Introduction to Pandas

How this Pandas track works

Python playground — lessons use execution_profile: server_script. Snippets use import pandas as pd with in-memory DataFrames; install with pip install pandas numpy if the runner lacks them.
Tables first — Series, DataFrames, IO concepts, filtering, groupby, merges, time series, and performance—after NumPy arrays.
Prerequisites — finish Python, NumPy basics, and skim Data Science workflow. SQL helps for warehouse + pandas splits.
Pair with — SciPy for scientific routines, SQL for large aggregates, and AI for ML product context.

Run each lesson, inspect .shape, .dtypes, and .head() after every transform—habits that prevent silent data bugs.

Install on your device (macOS, Linux, Windows)

Install Python 3.11+ locally for notebooks and frameworks; the on-site playground uses the dev runner when enabled.

macOS

brew install python@3.12 or install from python.org (check “Add to PATH” on installers).
Create a project folder: mkdir ~/python-practice && cd ~/python-practice.
python3 -m venv .venv && source .venv/bin/activate
pip install --upgrade pip

Linux

Debian/Ubuntu: sudo apt update && sudo apt install -y python3 python3-pip python3-venv
Fedora: sudo dnf install -y python3 python3-pip
python3 -m venv .venv && source .venv/bin/activate
pip install --upgrade pip

Windows

Install from python.org and enable Add python.exe to PATH.
Or: winget install Python.Python.3.12
PowerShell: py -3 -m venv .venv; .\.venv\Scripts\Activate.ps1
pip install --upgrade pip

Verify: python3 --version (or py --version on Windows) shows 3.11+.

Run code on this site (Backend & language playgrounds)

Clone or open this project locally; copy .env.example to .env.
Ensure LEARNING_RUNNER_ENABLED=true and LEARNING_RUNNER_URL=http://127.0.0.1:9999/v1/execute.
Terminal 1: php artisan serve (or composer run dev for Laravel + Vite + runner together).
Terminal 2: npm run runner — keep it running while you click Run on server.

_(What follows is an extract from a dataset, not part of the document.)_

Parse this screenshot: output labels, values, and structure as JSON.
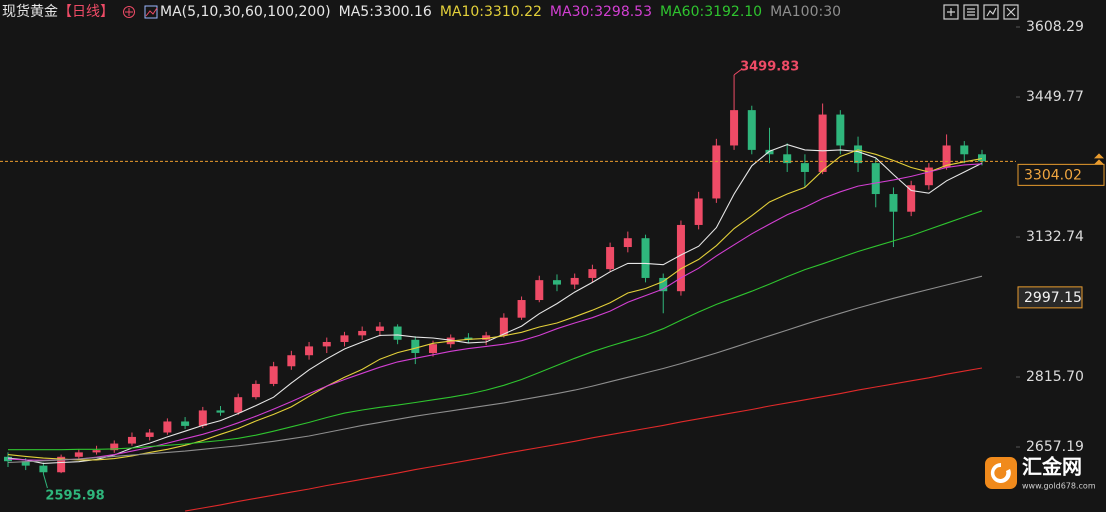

In your venv: pip install pandas

Pandas is Python's primary library for labeled tabular data. Its Series and DataFrame types sit on top of NumPy ndarrays and add row/column labels, file IO, groupby, merge, and time-series tools—essential after Python basics, NumPy, and Data Science workflow concepts.

Prerequisites and how this track works

Complete Python basics, NumPy intro, and skim Data Science intro for EDA and ethics context. Lessons run Python with execution_profile: server_script; Pandas and NumPy are pre-installed in the playground—no pip install needed here.

What you will learn

Creating and inspecting Series and DataFrame objects
Selection with loc/iloc, filtering, sorting, and missing data
Groupby, pivot, merge, concat, and duplicate handling
Categoricals, time series, rolling windows, and performance habits
How Pandas connects to NumPy, Matplotlib, scikit-learn, SciPy, and SQL

First run

import pandas as pd
import numpy as np

df = pd.DataFrame({
    'product': ['Widget', 'Gadget', 'Widget'],
    'price': [9.99, 14.50, 9.99],
    'qty': [10, 5, 8],
})
print('Pandas version:', pd.__version__)
print(df)
print('shape:', df.shape, 'columns:', list(df.columns))

Why Pandas after NumPy?

NumPy excels at homogeneous numeric arrays. Real analytics data has column names, mixed types, missing values, and joins across tables. Pandas adds labels and relational-style operations while keeping vectorized performance for numeric columns.

Important interview questions and answers

Q: Is Pandas required for data science?
A: Nearly always for tabular EDA and feature engineering in Python—sklearn and plotting libraries expect Pandas or ndarray inputs.
Q: What is a DataFrame?
A: A 2D labeled table: rows indexed (often 0..n-1), columns named, each column often backed by a 1D NumPy array.

Self-check

Which three tracks should you finish before deep Pandas work?
What two core Pandas types will you use most?

Challenge

First Pandas run in this track

Click Run with the default code.
Confirm the terminal shows DataFrame shape and column dtypes.
Filter one row or column and run again.

Done when: the terminal shows DataFrame output and your filter result.

Tip: Run the playground challenge—every lesson uses import pandas as pd and import numpy as np.

Interview prep

Prerequisite?: Python basics (/python/intro), NumPy (/numpy/intro), and data science workflow (/data-science/intro).
Core types?: Series (1D labeled) and DataFrame (2D labeled table).
Next tracks?: SciPy (/scipy/intro) for scientific algorithms; SQL (/sql/intro) for warehouse-scale queries.